Phyllosilicate mineral in the smectite group

Aliettite is a complex phyllosilicate mineral of the smectite group with a formula of (Ca_{0.2}Mg_{6}(Si,Al)_{8}O_{20}(OH)_{4}·4H_{2}O) or [Mg3Si4O10(OH)2](Ca0.5,Na)0.33(Al,Mg,Fe(2+))2_{–}3(Si,Al)4O10(OH)2·n(H2O).

It is a soft, colorless to pale yellow or green earthy mineral which crystallizes in the monoclinic system as minute tabular to platy crystals.

It was first described in 1968 for an occurrence in Monte Chiaro, Albareto, Parma Province, Emilia-Romagna, Italy and named for the Italian mineralogist Andrea Alietti (born 1923).

It occurs in serpentinized ophiolites and their residual soil.

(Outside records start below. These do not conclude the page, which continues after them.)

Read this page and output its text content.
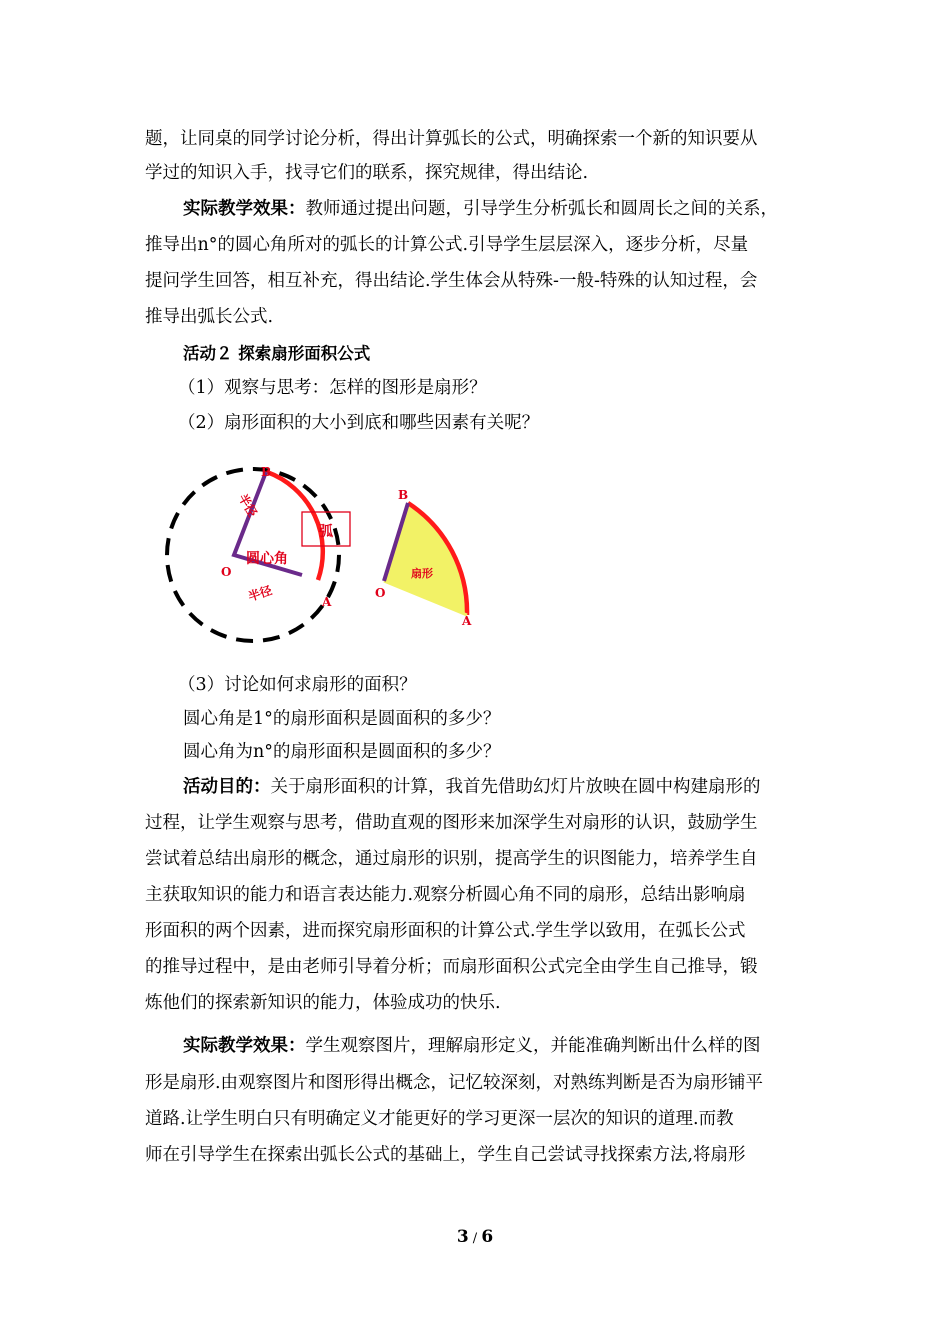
题，让同桌的同学讨论分析，得出计算弧长的公式，明确探索一个新的知识要从
学过的知识入手，找寻它们的联系，探究规律，得出结论.
实际教学效果：教师通过提出问题，引导学生分析弧长和圆周长之间的关系，
推导出n°的圆心角所对的弧长的计算公式.引导学生层层深入，逐步分析，尽量
提问学生回答，相互补充，得出结论.学生体会从特殊-一般-特殊的认知过程，会
推导出弧长公式.
活动２ 探索扇形面积公式
（1）观察与思考：怎样的图形是扇形？
（2）扇形面积的大小到底和哪些因素有关呢？
弧
B
O
A
半径
圆心角
半径
B
O
A
扇形
（3）讨论如何求扇形的面积？
圆心角是1°的扇形面积是圆面积的多少？
圆心角为n°的扇形面积是圆面积的多少？
活动目的：关于扇形面积的计算，我首先借助幻灯片放映在圆中构建扇形的
过程，让学生观察与思考，借助直观的图形来加深学生对扇形的认识，鼓励学生
尝试着总结出扇形的概念，通过扇形的识别，提高学生的识图能力，培养学生自
主获取知识的能力和语言表达能力.观察分析圆心角不同的扇形，总结出影响扇
形面积的两个因素，进而探究扇形面积的计算公式.学生学以致用，在弧长公式
的推导过程中，是由老师引导着分析；而扇形面积公式完全由学生自己推导，锻
炼他们的探索新知识的能力，体验成功的快乐.
实际教学效果：学生观察图片，理解扇形定义，并能准确判断出什么样的图
形是扇形.由观察图片和图形得出概念，记忆较深刻，对熟练判断是否为扇形铺平
道路.让学生明白只有明确定义才能更好的学习更深一层次的知识的道理.而教
师在引导学生在探索出弧长公式的基础上，学生自己尝试寻找探索方法,将扇形
3 / 6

It also occurs in altered dolomite. Associated minerals include talc, chlorite, serpentine and calcite. In addition to the type locality in Italy it has been reported from Kinshasa, Katanga; the Chelyabinsk Oblast of the southern Urals and the Turii alkaline Massif of the Kola Peninsula in Russia; the Zirabulak Mountains of Uzbekistan; and the Goldstrike Mine of Eureka County, Nevada, US.